Conclusion: Central Europe Is All Recession Bound

This is basically the third in a series of posts, where I have looked at the short term outlook for three key central European economies: Poland (here), Hungary (here) and the CR, and the conclusion is that they are all headed into or near to the contraction zone in 2009. Cetainly Hungary is the worst case scenario, and Poland is struggling with a complex set of forex issues, but even the Czech Republic can not expect to escape unscathed.

Previously, as can be see in this chart for the EU Economic Sentiment index, Poland had been faring rather better its Central European neighbours. But the downward movement in Poland is now evident and pronounced, and in fact the contraction may ultimately be sharper than in the CR.
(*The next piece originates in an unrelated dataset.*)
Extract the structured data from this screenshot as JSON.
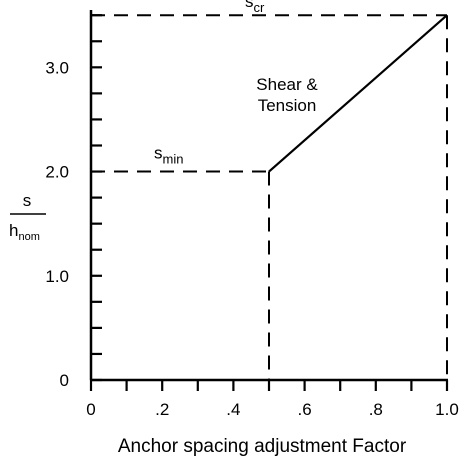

In their January forecast the EU Commission estimated that GDP growth in the Czech Republic would come in at 1.7% in 2009 and then edge up again to 2.3% in 2010. This now seems very much on the high side to me. I expect Czech GDP to be more or less stationary in 2009, with some downside risk to this estimate given the general problem of economic stability in the region and the very serious contraction which is like to take place in the German economy on which the CR is so dependent. I do not expect a resurgence in domestic demand, and the economy will now more than likely become even more export dependent, which leaves us with the omnipresent question, "exports to where"? On the other hand, at the present time we do are not looking at a "boom-bust" scenario, and the CR economy should fare substantially better than many of those around it.